Church is at the center of voucher debate: would political win put church at odds with common good? - the students left behind in the public schools present a moral issue for the Catholic church - Catholic Education
National Catholic Reporter, March 28, 1997 by John Allen
Would political win put church at odds with common good?
Meet the two faces of the push for public funding for private schools in America.
The first belongs to Pilar Gonzales. Gonzales and her family struggle to make ends meet in their working-class Milwaukee home.
"We light candles a lot of the time instead of using electricity. We cook one huge meal for the week to avoid using the stove very often," she said. Yet, Gonzales pays to send her three school-aged children to Catholic schools instead of to the city's free public schools.
Leigha, 16, attends Pius High School, while Andres, 10, and Bianca, 8, are enrolled at St. Lawrence Elementary.

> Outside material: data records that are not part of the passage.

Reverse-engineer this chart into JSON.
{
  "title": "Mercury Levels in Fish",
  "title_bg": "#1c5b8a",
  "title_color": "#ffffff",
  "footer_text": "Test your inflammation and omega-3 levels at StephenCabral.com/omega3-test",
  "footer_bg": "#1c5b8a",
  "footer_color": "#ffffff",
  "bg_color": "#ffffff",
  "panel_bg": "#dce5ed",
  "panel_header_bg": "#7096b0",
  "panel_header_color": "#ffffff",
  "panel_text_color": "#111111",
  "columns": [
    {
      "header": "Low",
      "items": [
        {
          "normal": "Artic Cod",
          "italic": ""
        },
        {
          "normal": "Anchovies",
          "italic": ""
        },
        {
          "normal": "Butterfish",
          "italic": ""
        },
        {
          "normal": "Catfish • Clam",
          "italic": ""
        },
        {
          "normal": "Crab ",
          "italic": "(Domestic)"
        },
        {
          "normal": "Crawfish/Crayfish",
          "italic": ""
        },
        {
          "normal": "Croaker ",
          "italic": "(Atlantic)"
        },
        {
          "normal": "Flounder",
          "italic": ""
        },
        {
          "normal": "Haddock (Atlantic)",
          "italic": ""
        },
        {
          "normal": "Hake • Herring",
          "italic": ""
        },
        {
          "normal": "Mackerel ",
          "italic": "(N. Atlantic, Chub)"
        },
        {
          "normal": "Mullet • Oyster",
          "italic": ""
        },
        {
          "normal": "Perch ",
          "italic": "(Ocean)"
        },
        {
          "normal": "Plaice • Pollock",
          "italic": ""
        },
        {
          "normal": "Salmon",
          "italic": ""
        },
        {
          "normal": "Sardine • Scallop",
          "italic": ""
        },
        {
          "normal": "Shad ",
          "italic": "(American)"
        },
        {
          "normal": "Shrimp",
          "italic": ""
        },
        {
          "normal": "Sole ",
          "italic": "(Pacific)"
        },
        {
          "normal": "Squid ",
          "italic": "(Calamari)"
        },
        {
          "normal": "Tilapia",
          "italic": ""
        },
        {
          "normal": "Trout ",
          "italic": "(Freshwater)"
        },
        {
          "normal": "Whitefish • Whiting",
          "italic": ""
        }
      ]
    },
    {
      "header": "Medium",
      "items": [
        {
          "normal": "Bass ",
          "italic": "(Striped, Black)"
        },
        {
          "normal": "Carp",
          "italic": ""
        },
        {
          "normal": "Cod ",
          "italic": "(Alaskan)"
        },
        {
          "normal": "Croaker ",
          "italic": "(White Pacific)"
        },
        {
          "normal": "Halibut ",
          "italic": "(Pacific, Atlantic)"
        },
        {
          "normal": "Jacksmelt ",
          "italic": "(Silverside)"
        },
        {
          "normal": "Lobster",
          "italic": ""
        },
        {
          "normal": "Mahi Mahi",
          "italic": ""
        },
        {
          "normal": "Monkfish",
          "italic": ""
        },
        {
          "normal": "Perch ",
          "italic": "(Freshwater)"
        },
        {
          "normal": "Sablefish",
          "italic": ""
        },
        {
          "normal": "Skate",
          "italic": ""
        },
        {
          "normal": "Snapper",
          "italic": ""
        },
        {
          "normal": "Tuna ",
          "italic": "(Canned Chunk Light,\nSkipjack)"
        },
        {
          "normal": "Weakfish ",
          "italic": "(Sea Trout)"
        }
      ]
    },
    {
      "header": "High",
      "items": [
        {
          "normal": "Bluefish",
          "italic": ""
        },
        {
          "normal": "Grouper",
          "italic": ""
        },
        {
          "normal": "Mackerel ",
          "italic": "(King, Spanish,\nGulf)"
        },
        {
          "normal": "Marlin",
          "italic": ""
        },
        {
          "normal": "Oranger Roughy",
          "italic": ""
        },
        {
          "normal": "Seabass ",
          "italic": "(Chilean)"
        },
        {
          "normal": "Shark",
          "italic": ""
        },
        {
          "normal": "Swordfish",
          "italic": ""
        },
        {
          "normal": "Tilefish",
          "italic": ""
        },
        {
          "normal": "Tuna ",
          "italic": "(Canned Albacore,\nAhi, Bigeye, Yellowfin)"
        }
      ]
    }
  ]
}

Horrified by the crumbling public school system in Milwaukee, Gonzales wanted something better for her children. "The public schools are overcrowded and unsafe," she said. "I have to do right by my kids.... This is their future."
Vouchers, a system through which parents could receive public funds to help pay private school tuition, are a very practical matter for Pilar Gonzales. If vouchers would help her kids stay in safer, more caring schools, she's for them.
The second face of the voucher movement belongs to Michael Joyce, president of the Bradley Foundation in Milwaukee, from which position he acts as godfather of a conservative philanthropic movement that aims to use private dollars to influence public debates. Joyce is widely considered a major figure in Republican intellectual circles, pushing an antigovernment agenda he calls "new citizenship."
"Over time, citizenship has come to be understood as voting and then standing aside while the experts in government take over," Joyce said. "We need to change that."
With its $24 million in annual grants, the Bradley Foundation is a leading donor to PAVE, a private scholarship program that gives half-tuition grants to 4,400 students attending private schools in Milwaukee, including Gonzales' three children. The Bradley Foundation also provides funds to the American Enterprise Institute, American Spectator magazine, the Heritage Foundation, the Ronald Reagan Presidential Foundation and scores of other conservative causes.
While Joyce is adamant that vouchers will help the poor, for him the debate is much bigger than the fate of a few families. Ultimately, it's about the proper role of government -- a role Joyce and his fellow devotees of the free market say ought to be minimal. His goal is for market mechanisms to replace public policy in determining the allocation of educational resources.
These two centers of support -- one a social justice concern for the urban poor, the other an ideological belief in free markets and limited government -- are driving the voucher crusade forward. On the other side of the political fence are the public school system and its defenders, especially the teacher's unions.
The battle is being fought in state and federal legislatures, courtrooms and the media. All signs suggest it is heating up.
The Catholic church is caught squarely in the middle. With its network of more than 8,000 private elementary and secondary schools, the church would be the largest beneficiary of vouchers. That makes it a major player in the debate at all levels of government.
Church leadership
The educational leadership of the church has made its support for vouchers clear. As it positions itself in the political fray, however, the church faces a very basic question of allegiance. Is its primary loyalty with Gonzales and the urban poor? If so, in addition to pressing for vouchers for its inner-city schools, will the church also call openly and forcefully for the resuscitation of the public system, recognizing that under any scenario, public schools will continue to educate the bulk of America's poor children? Will the church be guided on this issue by self-interest or by the common good?
Or, will the adversarial dynamics of the voucher debate place the church in a tacit alliance with the free-market conservative vanguard, which sees schooling as another commodity awaiting its turn on the auction block? Many observers believe the answers to those questions will determine a great deal, not only about the future of the voucher movement, but also about the role the Catholic church plays in American public life.
Few dispute the appalling condition of many inner-city public schools. Consider these statistics from the Center for Education Reform, a leading critic of the public system:
* In Philadelphia, less than 10 percent of the district's public elementary schools meet or exceed the national reading norm.
* In Detroit, the public high school graduation rate is less than 30 percent.
* In Cleveland, more than 25 percent of high school seniors failed to pass a required 9th grade proficiency test--and that's only 35 percent of the original 9th grade class. The rest had either failed, dropped out or been placed in special education classes.
* In Toledo, Ohio, one in eight high school students misses more than 50 days of school.